Join us for a service of communion on All Saints Day. Our service will be held at St. Barnabas at Noon on November 1, 2018.
A collect for All Saints Day:
O Almighty God, who hast knit together thine elect in one communion and fellowship in the mystical body of thy Son Christ our Lord: Grant us grace so to follow thy blessed saints in all virtuous and godly living, that we may come to those ineffable joys which thou hast prepared for those who unfeignedly love thee; through the same Jesus Christ our Lord, who with thee and the Holy Spirit liveth and reigneth, one God, in glory everlasting. Amen.
It is believed by many scholars that the commemoration of all the saints on November first originated in Ireland, spread from there to England, and then to the continent of Europe. That it had reached Rome and had been adopted there early in the ninth century is attested by a letter of Pope Gregory the Fourth, who reigned from 828 to 844, to Emperor Louis “the Pious,” urging that such a festival be observed throughout the Holy Roman Empire.

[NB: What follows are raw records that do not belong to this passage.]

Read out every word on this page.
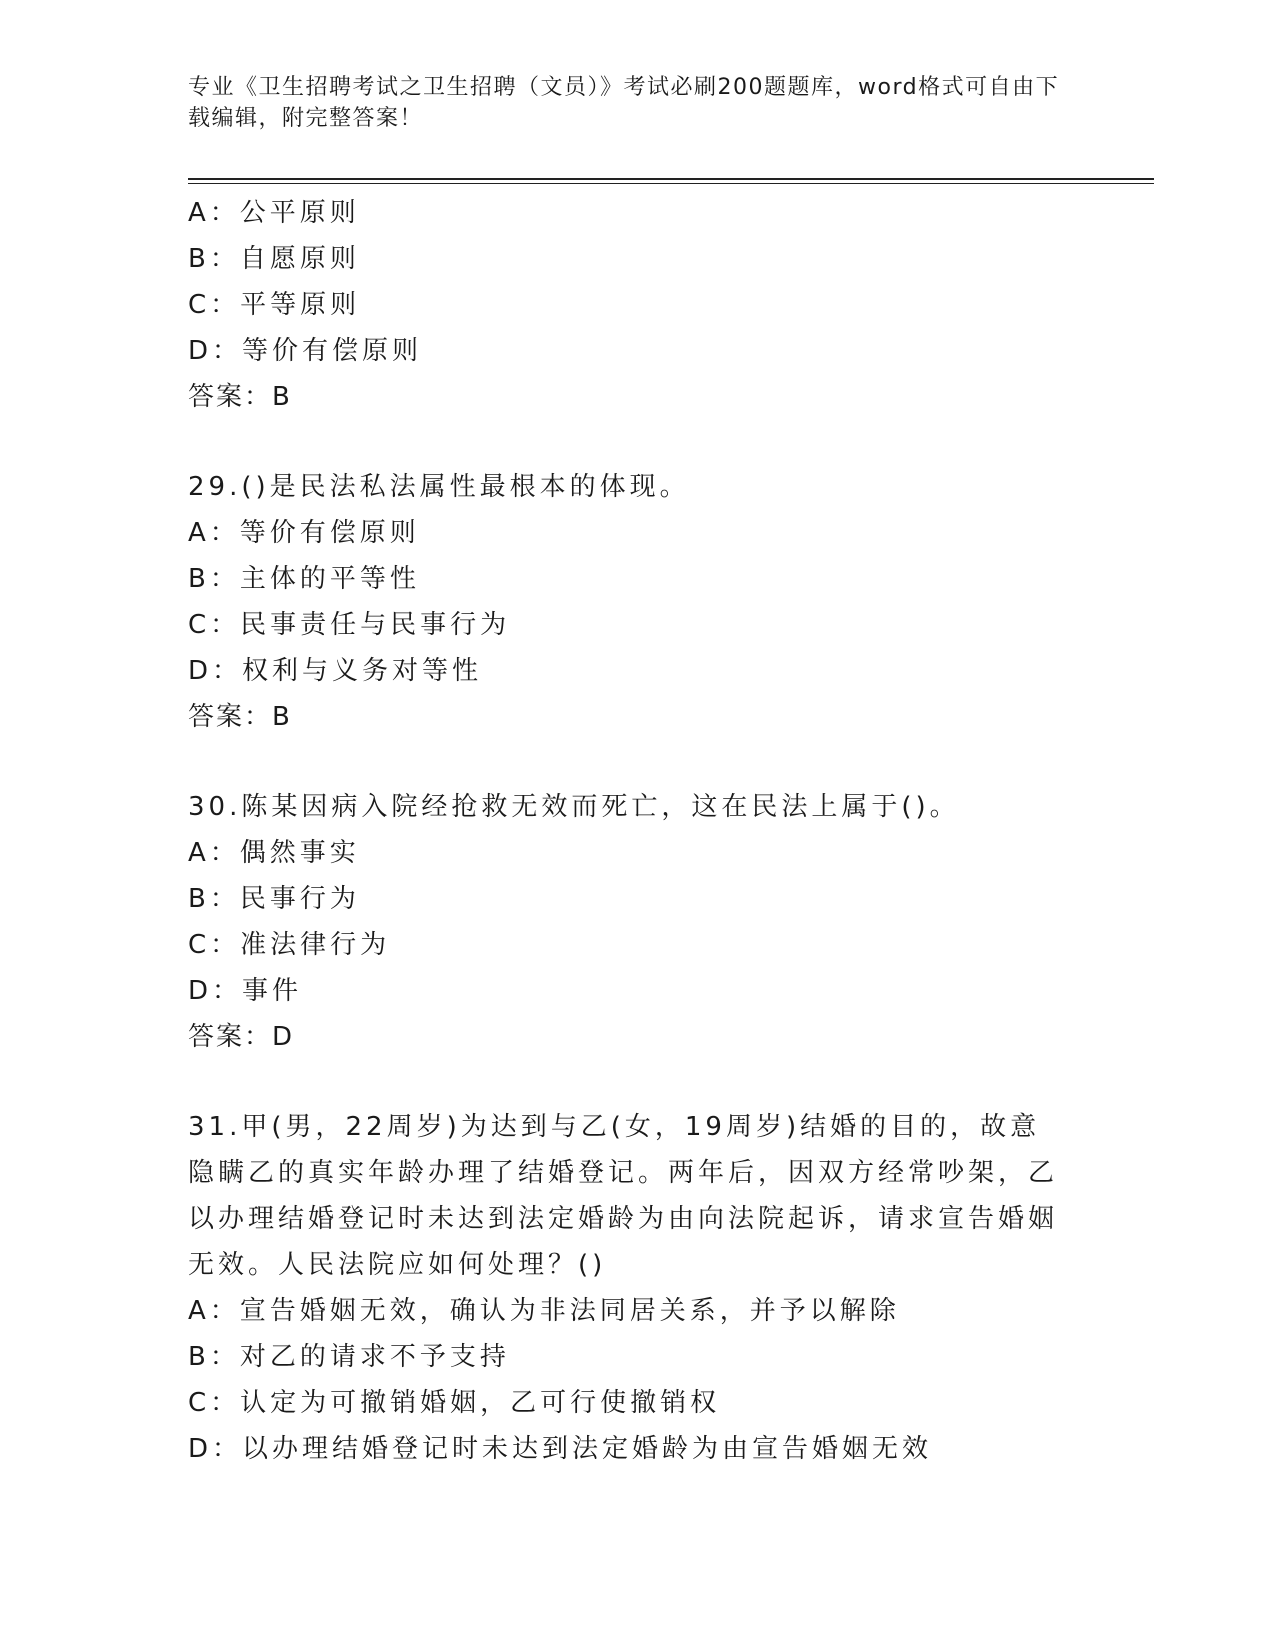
专业《卫生招聘考试之卫生招聘（文员）》考试必刷200题题库，word格式可自由下载编辑，附完整答案！
A：公平原则
B：自愿原则
C：平等原则
D：等价有偿原则
答案：B
29.()是民法私法属性最根本的体现。
A：等价有偿原则
B：主体的平等性
C：民事责任与民事行为
D：权利与义务对等性
答案：B
30.陈某因病入院经抢救无效而死亡，这在民法上属于()。
A：偶然事实
B：民事行为
C：准法律行为
D：事件
答案：D
31.甲(男，22周岁)为达到与乙(女，19周岁)结婚的目的，故意隐瞒乙的真实年龄办理了结婚登记。两年后，因双方经常吵架，乙以办理结婚登记时未达到法定婚龄为由向法院起诉，请求宣告婚姻无效。人民法院应如何处理？()
A：宣告婚姻无效，确认为非法同居关系，并予以解除
B：对乙的请求不予支持
C：认定为可撤销婚姻，乙可行使撤销权
D：以办理结婚登记时未达到法定婚龄为由宣告婚姻无效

However, the desire of Christian people to express the intercommunion of the living and the dead in the Body of Christ by a commemoration of those who, having professed faith in the living Christ in days past, had entered into the nearer presence of their Lord, and especially of those who had crowned their profession with heroic deaths, was far older than the early Middle Ages. Gregory Thaumaturgus (the “Wonder Worker”), writing before the year 270, refers to the observance of a festival of all martyrs, though he does not date it. A hundred years later, Ephrem the Deacon mentions such an observance in Edessa on May 13; and the patriarch John Chrysostom, who died in 407, says that a festival of All Saints was observed on the first Sunday after Pentecost in Constantinople at the time of his episcopate. The contemporary lectionary of the East Syrians set a commemoration of all the saints on Friday in Easter week. On May 13, in the year 610, the Pantheon in Rome— originally a pagan temple dedicated to “all the gods”— was dedicated as the Church of St. Mary and All Martyrs.
All Saints’ Day is classed, in the Prayer Book of 1979, as a Principal Feast, taking precedence of any other day or observance. Among the seven so classified, All Saints’ Day alone may be observed on the following Sunday, in addition to its observance on its fixed date. It is one of the four days recommended in the Prayer Book (page 312) for the administration of Holy Baptism.
( From Church Publishing. Lesser Feasts and Fasts (Kindle Locations 7365-7379). Church Publishing Inc.. Kindle Edition.)